3 Tbs. Vegetable Oil
1 cup finely Chopped Onions
1/2 cup Sliced Mushrooms
1/4 tsp. Sea Salt
1/4 tsp. Nutmeg
6 Tbs. Unbleached Flour
2 tsp. nutritional Yeast
1/2 cup chopped Green Olives, Pimento Stuffed (optional - if you don't use the olives, increase the amount of broccoli and mushrooms)
1/4 cup Cashews2 cups Soy Milk
2 1/2 cups Broccoli Florets
1 1/2 cups diced Seitan
6 cups Cooked Pasta (linguine, rotelle, shells) or 3-4 cups cooked Rice
Directions :
1. Heat the oil in a medium saucepan. Saute the onions and mushrooms with the salt and nutmeg until the onions are translucent. Stir in the flour and yeast, and cook 3-5 minutes longer. Then add the chopped olives (if using), and set aside.
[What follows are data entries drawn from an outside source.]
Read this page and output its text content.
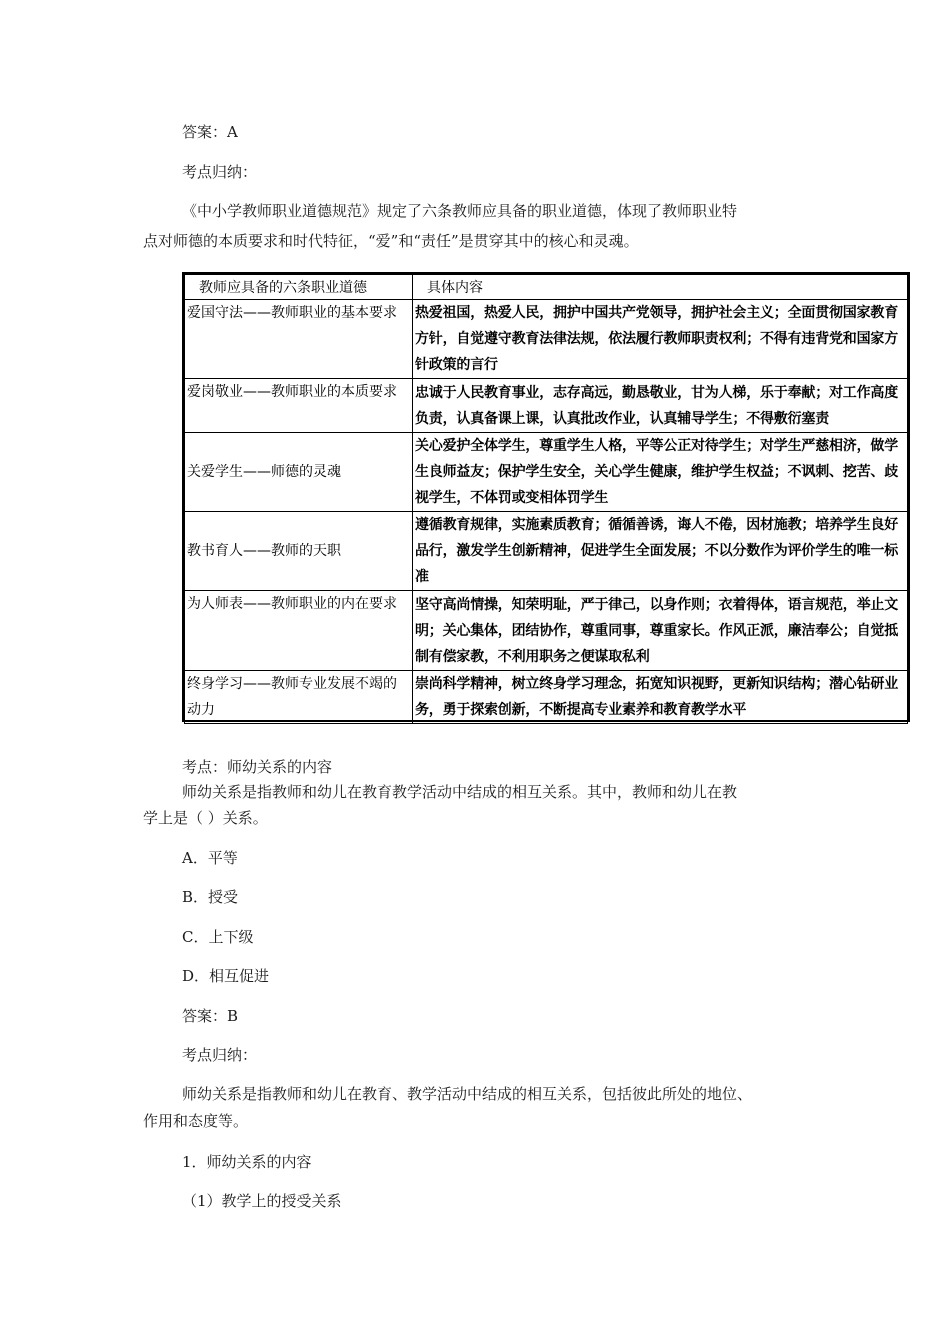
答案：A
考点归纳：
《中小学教师职业道德规范》规定了六条教师应具备的职业道德，体现了教师职业特
点对师德的本质要求和时代特征，“爱”和“责任”是贯穿其中的核心和灵魂。
教师应具备的六条职业道德	具体内容
爱国守法——教师职业的基本要求	热爱祖国，热爱人民，拥护中国共产党领导，拥护社会主义；全面贯彻国家教育方针，自觉遵守教育法律法规，依法履行教师职责权利；不得有违背党和国家方针政策的言行
爱岗敬业——教师职业的本质要求	忠诚于人民教育事业，志存高远，勤恳敬业，甘为人梯，乐于奉献；对工作高度负责，认真备课上课，认真批改作业，认真辅导学生；不得敷衍塞责
关爱学生——师德的灵魂	关心爱护全体学生，尊重学生人格，平等公正对待学生；对学生严慈相济，做学生良师益友；保护学生安全，关心学生健康，维护学生权益；不讽刺、挖苦、歧视学生，不体罚或变相体罚学生
教书育人——教师的天职	遵循教育规律，实施素质教育；循循善诱，诲人不倦，因材施教；培养学生良好品行，激发学生创新精神，促进学生全面发展；不以分数作为评价学生的唯一标准
为人师表——教师职业的内在要求	坚守高尚情操，知荣明耻，严于律己，以身作则；衣着得体，语言规范，举止文明；关心集体，团结协作，尊重同事，尊重家长。作风正派，廉洁奉公；自觉抵制有偿家教，不利用职务之便谋取私利
终身学习——教师专业发展不竭的动力	崇尚科学精神，树立终身学习理念，拓宽知识视野，更新知识结构；潜心钻研业务，勇于探索创新，不断提高专业素养和教育教学水平
考点：师幼关系的内容
师幼关系是指教师和幼儿在教育教学活动中结成的相互关系。其中，教师和幼儿在教
学上是（ ）关系。
A．平等
B．授受
C．上下级
D．相互促进
答案：B
考点归纳：
师幼关系是指教师和幼儿在教育、教学活动中结成的相互关系，包括彼此所处的地位、
作用和态度等。
1．师幼关系的内容
（1）教学上的授受关系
2. Blend the cashews with 1 cup of soy milk until it makes a smooth paste. (You should be able to feel only a slight gritty texture if you rub the mixture between your fingers.) Add the remaining cup of milk, and blend for a few seconds.
3. Pour the cashew milk over the sauteed onion mixture, and stir until well blended. Cook over medium heat, stirring occasionally, until the sauce thickens. (This would be a good time to begin cooking the pasta, if using pasta.) Steam the broccoli for 2-3 minutes, or until tender but crisp. Add it to the sauce mixture. Finally, stir in the diced seitan. Spoon the broccoli seitan sauce over pasta or rice, and serve hot.